Nacht Essentia. Essence of Night. It was what Logan had mentioned to Darien back when they’d found Sabrine, though the wolf hadn’t been able to remember the name.
“Is there any way to heal the people who’ve been changed into demons?” Darien asked.
“I have no idea, Devil. If you find out, make sure to let me know.” His eyes found the Death’s Head Knuckles that were still attached to Darien’s hand. “Are you going to rip my face apart now or can you give me a clean death?”
Darien considered his question for a long time. The warlock merely watched him, an oddly empty cast to his eyes.
“I’m not going to kill you,” Darien said at last. “But you won’t remember any of this after tonight.”

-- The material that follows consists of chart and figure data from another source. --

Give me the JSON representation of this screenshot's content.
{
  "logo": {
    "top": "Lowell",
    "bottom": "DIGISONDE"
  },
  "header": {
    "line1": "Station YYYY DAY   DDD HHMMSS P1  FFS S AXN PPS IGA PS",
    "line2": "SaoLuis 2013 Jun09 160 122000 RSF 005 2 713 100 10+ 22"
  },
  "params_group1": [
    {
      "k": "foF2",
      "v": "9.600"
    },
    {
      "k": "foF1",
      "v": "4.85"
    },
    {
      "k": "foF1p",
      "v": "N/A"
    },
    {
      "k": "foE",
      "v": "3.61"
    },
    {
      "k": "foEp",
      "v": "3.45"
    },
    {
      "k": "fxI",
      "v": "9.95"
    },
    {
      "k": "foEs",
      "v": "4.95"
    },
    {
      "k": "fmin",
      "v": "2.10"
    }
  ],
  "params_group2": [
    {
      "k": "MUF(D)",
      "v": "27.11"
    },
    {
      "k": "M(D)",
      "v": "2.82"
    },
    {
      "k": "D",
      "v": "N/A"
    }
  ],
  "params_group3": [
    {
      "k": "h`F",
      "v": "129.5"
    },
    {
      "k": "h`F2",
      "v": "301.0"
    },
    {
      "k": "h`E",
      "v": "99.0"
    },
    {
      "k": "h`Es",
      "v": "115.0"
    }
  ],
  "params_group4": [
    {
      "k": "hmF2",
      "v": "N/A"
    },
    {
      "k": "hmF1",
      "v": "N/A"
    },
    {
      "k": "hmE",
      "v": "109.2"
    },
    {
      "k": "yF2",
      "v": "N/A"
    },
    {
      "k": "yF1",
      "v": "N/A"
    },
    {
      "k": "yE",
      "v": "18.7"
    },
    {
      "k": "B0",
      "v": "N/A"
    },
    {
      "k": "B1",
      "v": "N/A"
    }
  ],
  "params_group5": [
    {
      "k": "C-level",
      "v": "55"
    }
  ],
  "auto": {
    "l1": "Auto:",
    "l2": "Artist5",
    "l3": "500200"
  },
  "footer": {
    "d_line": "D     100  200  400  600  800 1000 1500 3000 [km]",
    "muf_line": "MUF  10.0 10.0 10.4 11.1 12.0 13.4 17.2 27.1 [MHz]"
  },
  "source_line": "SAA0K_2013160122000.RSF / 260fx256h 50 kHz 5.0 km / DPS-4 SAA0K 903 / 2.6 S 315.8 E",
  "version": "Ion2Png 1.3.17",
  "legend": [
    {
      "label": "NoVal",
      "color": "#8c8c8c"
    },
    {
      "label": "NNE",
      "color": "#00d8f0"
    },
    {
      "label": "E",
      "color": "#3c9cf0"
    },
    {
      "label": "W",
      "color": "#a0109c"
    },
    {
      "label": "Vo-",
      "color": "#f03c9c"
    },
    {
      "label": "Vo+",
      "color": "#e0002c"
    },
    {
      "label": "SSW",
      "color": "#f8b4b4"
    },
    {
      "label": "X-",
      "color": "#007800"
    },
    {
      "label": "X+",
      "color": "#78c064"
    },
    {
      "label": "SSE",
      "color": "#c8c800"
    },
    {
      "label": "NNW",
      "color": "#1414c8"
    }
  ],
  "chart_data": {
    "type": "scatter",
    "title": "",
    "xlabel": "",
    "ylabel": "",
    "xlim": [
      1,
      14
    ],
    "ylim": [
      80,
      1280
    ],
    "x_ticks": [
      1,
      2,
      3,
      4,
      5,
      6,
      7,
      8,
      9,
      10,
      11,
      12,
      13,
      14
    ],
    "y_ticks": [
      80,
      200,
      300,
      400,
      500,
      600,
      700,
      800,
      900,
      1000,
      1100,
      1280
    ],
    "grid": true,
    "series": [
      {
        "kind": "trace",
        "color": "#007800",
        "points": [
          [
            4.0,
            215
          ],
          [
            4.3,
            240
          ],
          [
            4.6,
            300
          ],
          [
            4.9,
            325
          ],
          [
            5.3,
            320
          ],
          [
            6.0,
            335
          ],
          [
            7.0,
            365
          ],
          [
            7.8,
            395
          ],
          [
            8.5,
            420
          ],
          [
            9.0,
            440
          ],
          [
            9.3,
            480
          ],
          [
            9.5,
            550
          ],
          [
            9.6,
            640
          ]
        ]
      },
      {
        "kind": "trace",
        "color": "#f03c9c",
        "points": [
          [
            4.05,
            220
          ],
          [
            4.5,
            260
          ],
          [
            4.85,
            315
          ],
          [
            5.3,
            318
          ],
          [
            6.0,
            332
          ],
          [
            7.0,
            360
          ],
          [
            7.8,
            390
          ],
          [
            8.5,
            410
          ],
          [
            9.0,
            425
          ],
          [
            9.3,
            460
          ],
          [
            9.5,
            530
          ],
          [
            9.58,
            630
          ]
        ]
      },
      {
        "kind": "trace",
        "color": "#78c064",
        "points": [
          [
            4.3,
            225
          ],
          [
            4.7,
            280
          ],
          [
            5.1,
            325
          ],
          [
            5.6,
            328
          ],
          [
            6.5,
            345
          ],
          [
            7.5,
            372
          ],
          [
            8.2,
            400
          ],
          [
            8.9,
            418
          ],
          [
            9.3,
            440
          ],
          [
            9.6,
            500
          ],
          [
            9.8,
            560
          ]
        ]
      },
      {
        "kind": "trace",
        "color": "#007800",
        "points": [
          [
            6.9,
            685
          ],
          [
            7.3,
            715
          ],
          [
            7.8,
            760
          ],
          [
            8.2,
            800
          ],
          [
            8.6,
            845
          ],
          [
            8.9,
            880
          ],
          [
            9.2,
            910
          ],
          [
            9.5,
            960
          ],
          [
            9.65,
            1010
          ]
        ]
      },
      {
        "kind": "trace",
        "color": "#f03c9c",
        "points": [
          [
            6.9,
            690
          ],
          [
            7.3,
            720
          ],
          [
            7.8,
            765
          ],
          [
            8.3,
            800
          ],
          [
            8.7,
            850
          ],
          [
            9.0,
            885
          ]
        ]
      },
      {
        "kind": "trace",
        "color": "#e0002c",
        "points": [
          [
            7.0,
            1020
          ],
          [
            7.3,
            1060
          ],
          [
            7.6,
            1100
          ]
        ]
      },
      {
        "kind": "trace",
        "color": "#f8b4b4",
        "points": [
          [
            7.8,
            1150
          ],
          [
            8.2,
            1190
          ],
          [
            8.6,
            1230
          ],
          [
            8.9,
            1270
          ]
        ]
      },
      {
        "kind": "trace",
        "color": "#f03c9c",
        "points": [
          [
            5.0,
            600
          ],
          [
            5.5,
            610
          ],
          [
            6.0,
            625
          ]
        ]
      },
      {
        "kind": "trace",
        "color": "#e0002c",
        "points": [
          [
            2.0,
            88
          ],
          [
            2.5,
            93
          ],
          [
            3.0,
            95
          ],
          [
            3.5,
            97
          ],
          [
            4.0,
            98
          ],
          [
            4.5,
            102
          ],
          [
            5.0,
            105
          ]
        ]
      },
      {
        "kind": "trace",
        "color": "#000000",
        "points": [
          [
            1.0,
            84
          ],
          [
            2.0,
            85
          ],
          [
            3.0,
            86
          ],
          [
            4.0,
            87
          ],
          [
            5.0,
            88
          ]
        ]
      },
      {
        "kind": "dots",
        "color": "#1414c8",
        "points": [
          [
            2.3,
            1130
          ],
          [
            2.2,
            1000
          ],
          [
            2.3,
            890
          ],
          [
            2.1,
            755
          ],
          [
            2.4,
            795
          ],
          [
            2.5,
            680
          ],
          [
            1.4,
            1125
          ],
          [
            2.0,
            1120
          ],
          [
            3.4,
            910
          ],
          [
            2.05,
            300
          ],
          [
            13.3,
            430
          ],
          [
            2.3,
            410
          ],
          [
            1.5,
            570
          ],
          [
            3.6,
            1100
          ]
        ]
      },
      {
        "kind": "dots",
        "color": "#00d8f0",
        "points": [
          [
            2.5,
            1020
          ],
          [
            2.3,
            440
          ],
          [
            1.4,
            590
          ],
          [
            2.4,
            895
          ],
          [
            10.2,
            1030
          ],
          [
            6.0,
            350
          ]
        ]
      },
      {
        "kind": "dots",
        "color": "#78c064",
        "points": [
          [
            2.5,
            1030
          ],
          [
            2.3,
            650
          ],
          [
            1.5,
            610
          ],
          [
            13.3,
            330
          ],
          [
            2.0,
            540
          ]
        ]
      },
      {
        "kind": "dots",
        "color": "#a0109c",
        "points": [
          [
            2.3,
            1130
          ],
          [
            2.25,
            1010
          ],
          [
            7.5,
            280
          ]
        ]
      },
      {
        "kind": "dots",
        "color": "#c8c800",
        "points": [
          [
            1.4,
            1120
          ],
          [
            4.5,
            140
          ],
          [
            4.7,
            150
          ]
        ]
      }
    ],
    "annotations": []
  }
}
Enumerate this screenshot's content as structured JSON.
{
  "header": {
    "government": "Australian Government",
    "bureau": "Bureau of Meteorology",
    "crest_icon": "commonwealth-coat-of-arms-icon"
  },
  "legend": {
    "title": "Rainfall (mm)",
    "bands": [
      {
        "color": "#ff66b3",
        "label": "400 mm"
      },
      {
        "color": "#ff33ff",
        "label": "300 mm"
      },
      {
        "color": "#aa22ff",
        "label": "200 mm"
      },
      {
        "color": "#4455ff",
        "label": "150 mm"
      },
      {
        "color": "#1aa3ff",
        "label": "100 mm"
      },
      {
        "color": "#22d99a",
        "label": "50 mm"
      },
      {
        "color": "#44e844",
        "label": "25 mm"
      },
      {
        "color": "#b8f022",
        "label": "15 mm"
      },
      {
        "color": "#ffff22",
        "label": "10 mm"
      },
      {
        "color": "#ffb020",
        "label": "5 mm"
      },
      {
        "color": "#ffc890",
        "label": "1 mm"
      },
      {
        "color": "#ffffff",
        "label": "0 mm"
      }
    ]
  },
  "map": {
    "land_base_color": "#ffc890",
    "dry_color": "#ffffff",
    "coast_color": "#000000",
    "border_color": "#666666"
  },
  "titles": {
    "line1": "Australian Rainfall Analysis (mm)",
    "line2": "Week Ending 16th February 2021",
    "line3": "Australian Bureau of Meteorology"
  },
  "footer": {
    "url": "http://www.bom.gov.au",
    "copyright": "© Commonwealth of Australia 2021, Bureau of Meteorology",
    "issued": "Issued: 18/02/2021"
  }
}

He sliced his magic into the warlock’s mind, the force of it causing the man to pass out in the chair.
He would remember nothing after Darien was done with him. It was a hellseher ability that didn’t work on other hellsehers or anyone whose mind had been trained to keep magic out. He would tunnel into this warlock’s mind the same way he had Baylor’s when they’d left the club, when Max and Dallas had been screaming at him to start driving. But instead of coloring his thoughts with false emotions the way he had Baylor—when he’d made sure that vile vampire would remember Loren differently and would never desire her again—he would wipe clean any trace of the last few hours from the warlock’s mind. For once, there would be no blood on his hands—not tonight.
It was a step up from what he was used to, he had to admit. But he had to start doing better.